Microbial communities in the intestine — also known as the gut microbiome — are vital for human digestion, metabolism and resistance to colonization by pathogens. The gut microbiome composition in infants and toddlers changes extensively in the first three years of life. But where do those microbes come from in the first place?
Scientists have long been able to analyze the gut microbiome at the level of the 500 to 1,000 different bacterial species that mainly have a beneficial influence; only more recently have they been able to identify individual strains within a single species using powerful genomic tools and supercomputers that analyze massive amounts of genetic data.
Researchers at the University of Alabama at Birmingham now have used their microbiome “fingerprint” method to report that an individualized mosaic of microbial strains is transmitted to the infant gut microbiome from a mother giving birth through vaginal delivery. They detailed this transmission by analyzing existing metagenomic databases of fecal samples from mother-infant pairs, as well as analyzing mouse dam and pup transmission in a germ-free, or gnotobiotic, mouse model at UAB, where the dams were inoculated with human fecal microbes.
“The results of our analysis demonstrate that multiple strains of maternal microbes — some that are not abundant in the maternal fecal community — can be transmitted during birth to establish a diverse infant gut microbial community,” said Casey Morrow, Ph.D., professor emeritus in UAB’s Department of Cell, Developmental and Integrative Biology. “Our analysis provides new insights into the origin of microbial strains in the complex infant microbial community.”

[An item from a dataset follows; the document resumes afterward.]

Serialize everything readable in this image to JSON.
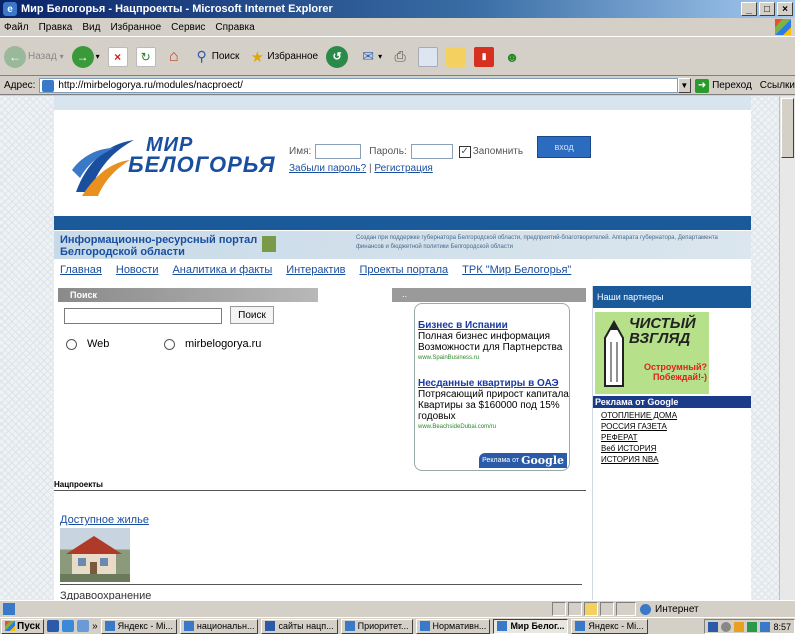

The study used a strain-tracking bioinformatics tool previously developed at UAB, called Window-based Single-nucleotide-variant Similarity, or WSS. Hyunmin Koo, Ph.D., UAB Department of Genetics and Genomics Core, led the informatics analysis. The gnotobiotic mouse model studies were led by Braden McFarland, Ph.D., assistant professor in the UAB Department of Cell, Developmental and Integrative Biology.
2017, they found that fecal donor microbes — used to treat patients with recurrent Clostridium difficile infections — remained in recipients for months or years after fecal transplants. In 2018, they showed that changes in the upper gastrointestinal tract through obesity surgery led to the emergence of new strains of microbes. In 2019, they analyzed the stability of new strains in individuals after antibiotic treatments, and earlier this year, they found that adult twins, ages 36 to 80 years old, shared a certain strain or strains between each pair for periods of years, and even decades, after they began living apart from each other.
Morrow and colleagues have used this microbe fingerprint tool in several previous strain-tracking studies. InIn the current study, several individual-specific patterns of microbial strain-sharing were found between mothers and infants. Three mother-infant pairs showed only related strains, while a dozen other infants of mother-infant pairs contained a mosaic of maternal-related and unrelated microbes. It could be that the unrelated strains came from the mother, but they had not been the dominant strain of that species in the mother, and so had not been detected.
Indeed, in a second study using a dataset from nine women taken at different times in their pregnancies showed that strain variations in individual species occurred in seven of the women.
To further define the source of the unrelated strains, a mouse model was used to look at transmission from dam to pup in the absence of environmental microbes. Five different females were given transplants of different human fecal matter to create five unique humanized-microbiome mice, which were bred with gnotobiotic males. The researchers then analyzed the strains found in the human donors, the mouse dams and their mouse pups. They found four different patterns: 1) The pup’s strain of a particular species was related to the dam’s strain; 2) The pup’s strain was related to both the dam’s strain and the human donor’s strain; 3) The pup’s strain was related to the human donor’s strain, but not to the dam’s strain; and, importantly, 4) No related strains for a particular species were found between the pup, the dam and the human donor. Since these animals were bred and raised in germ-free conditions, the unrelated strains in the pups came from minor, undetected strains in the dams.
“The results of our studies support a reconsideration of the contribution of different maternal microbes to the infant enteric microbial community,” Morrow said. “The constellation of microbial strains that we detected in the infants inherited from the mother was different in each mother-infant pair. Given the recognized role of the microbiome in metabolic diseases such as obesity and type 2 diabetes, the results of our study could help to further explain the susceptibility of the infant to metabolic disease found in the mother.”
Co-authors with Koo, McFarland and Morrow in the study, “An individualized mosaic of maternal microbial strains is transmitted to the infant gut microbial community,” published in Royal Society Open Science, are Joseph A. Hakim, UAB School of Medicine; David K. Crossman and Michael R. Crowley, UAB Department of Genetics; J. Martin Rodriguez, UAB Department of Medicine, Division of Infectious Diseases; and Etty N. Benveniste, UAB Department of Cell, Developmental and Integrative Biology.
Support came from the University of Alabama School of Medicine, National Institutes of Health grants CA194414 and NS116559, a UAB Neuro-Oncology Support Fund award, and an American Cancer Society Institutional Research Grant through the O’Neal Comprehensive Cancer Center at UAB.